The universe as a result of blind chance - I cannot look at the universe as the result of blind chance, yet I can see no evidence of beneficent design or indeed of design of any kind, in the details.

The principle of natural selection - I have called this principle, by which each slight variation, if useful, is preserved, by the term of Natural Selection, in order to mark its relation to man's power of selection.

I would as soon be descended from that heroic monkey - For my own part I would as soon be descended from that heroic little monkey, who braved his dreaded enemy in order to save the life of his keeper; or from that old baboon, who, descending from the mountains, carried away in triumph his young comrade from a crowd of astonished dogs - as from a savage who delights to torture his enemies, offers up bloody sacrifices, practices infanticide without remorse, treats his wives like slaves, knows no decency, and is haunted by the grossest superstitions.

Man with all his noble qualities - Man with all his noble qualities . . . with his god-like intellect which has penetrated into the movements and constitution of the solar system. . . still bears in his bodily frame the indelible stamp of his lowly origin.

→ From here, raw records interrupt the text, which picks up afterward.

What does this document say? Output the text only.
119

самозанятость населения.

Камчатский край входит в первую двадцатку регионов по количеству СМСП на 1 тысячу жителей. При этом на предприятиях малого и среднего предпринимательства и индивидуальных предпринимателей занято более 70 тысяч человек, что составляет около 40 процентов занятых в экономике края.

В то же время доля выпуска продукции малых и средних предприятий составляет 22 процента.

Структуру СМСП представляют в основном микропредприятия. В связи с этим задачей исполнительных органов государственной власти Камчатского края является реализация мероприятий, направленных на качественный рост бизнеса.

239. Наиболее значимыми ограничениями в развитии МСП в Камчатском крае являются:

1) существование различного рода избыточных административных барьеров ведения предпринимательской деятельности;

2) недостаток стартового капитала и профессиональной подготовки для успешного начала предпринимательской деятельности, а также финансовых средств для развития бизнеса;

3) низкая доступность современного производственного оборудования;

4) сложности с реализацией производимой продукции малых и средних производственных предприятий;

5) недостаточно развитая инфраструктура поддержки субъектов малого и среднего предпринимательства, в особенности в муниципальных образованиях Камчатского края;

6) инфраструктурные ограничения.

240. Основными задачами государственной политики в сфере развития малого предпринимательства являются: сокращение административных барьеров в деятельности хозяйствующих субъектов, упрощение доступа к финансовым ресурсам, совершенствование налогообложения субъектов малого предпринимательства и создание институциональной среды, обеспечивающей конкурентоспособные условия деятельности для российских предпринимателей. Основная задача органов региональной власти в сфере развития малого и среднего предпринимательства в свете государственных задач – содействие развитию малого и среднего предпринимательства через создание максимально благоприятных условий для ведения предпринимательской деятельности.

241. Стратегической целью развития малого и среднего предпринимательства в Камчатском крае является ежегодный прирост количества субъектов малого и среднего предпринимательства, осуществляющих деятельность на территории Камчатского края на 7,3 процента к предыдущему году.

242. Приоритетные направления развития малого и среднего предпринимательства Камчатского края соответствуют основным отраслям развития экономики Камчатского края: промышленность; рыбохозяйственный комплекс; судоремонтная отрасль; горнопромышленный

A damnable doctrine - Thus disbelief crept over me at a very slow rate, but was at last complete. The rate was so slow that I felt no distress, and have never since doubted even for a second that my conclusion was correct. I can indeed hardly see how anyone ought to wish Christianity to be true; for if so the plain language of the text seems to show that the men who do not believe, and this would include my Father, Brother and almost all of my friends, will be ever lastingly punished. And this is a damnable doctrine.

The cold death of the sun and planets - Consider the view now held by most physicists, namely, that the sun with all the planets will in time grow too cold for life, unless indeed some great body dashes into the sun, and thus gives it fresh life. Believing as I do that man in the distant future will be a far more perfect creature than he now is, it is an intolerable thought that he and all other sentient beings are doomed to complete annihilation after such long-continued slow progress.

Grandeur view of life - Thus, from the war of nature, from famine and death, the most exalted object which we are capable of conceiving, namely, the production of the higher animals, directly follows. There is grandeur in this view of life, with its several powers, having been originally breathed into a few forms or into one; and that, whilst this planet has gone cycling on according to the fixed law of gravity, from so simple a beginning endless forms most beautiful and most wonderful have been, and are being, evolved.

False facts versus false views - False facts are highly injurious to the progress of science, for they often long endure; but false views, if supported by some evidence, do little harm, as everyone takes a salutary pleasure in proving their falseness; and when this is done, one path towards error is closed and the road to truth is often at the same time opened.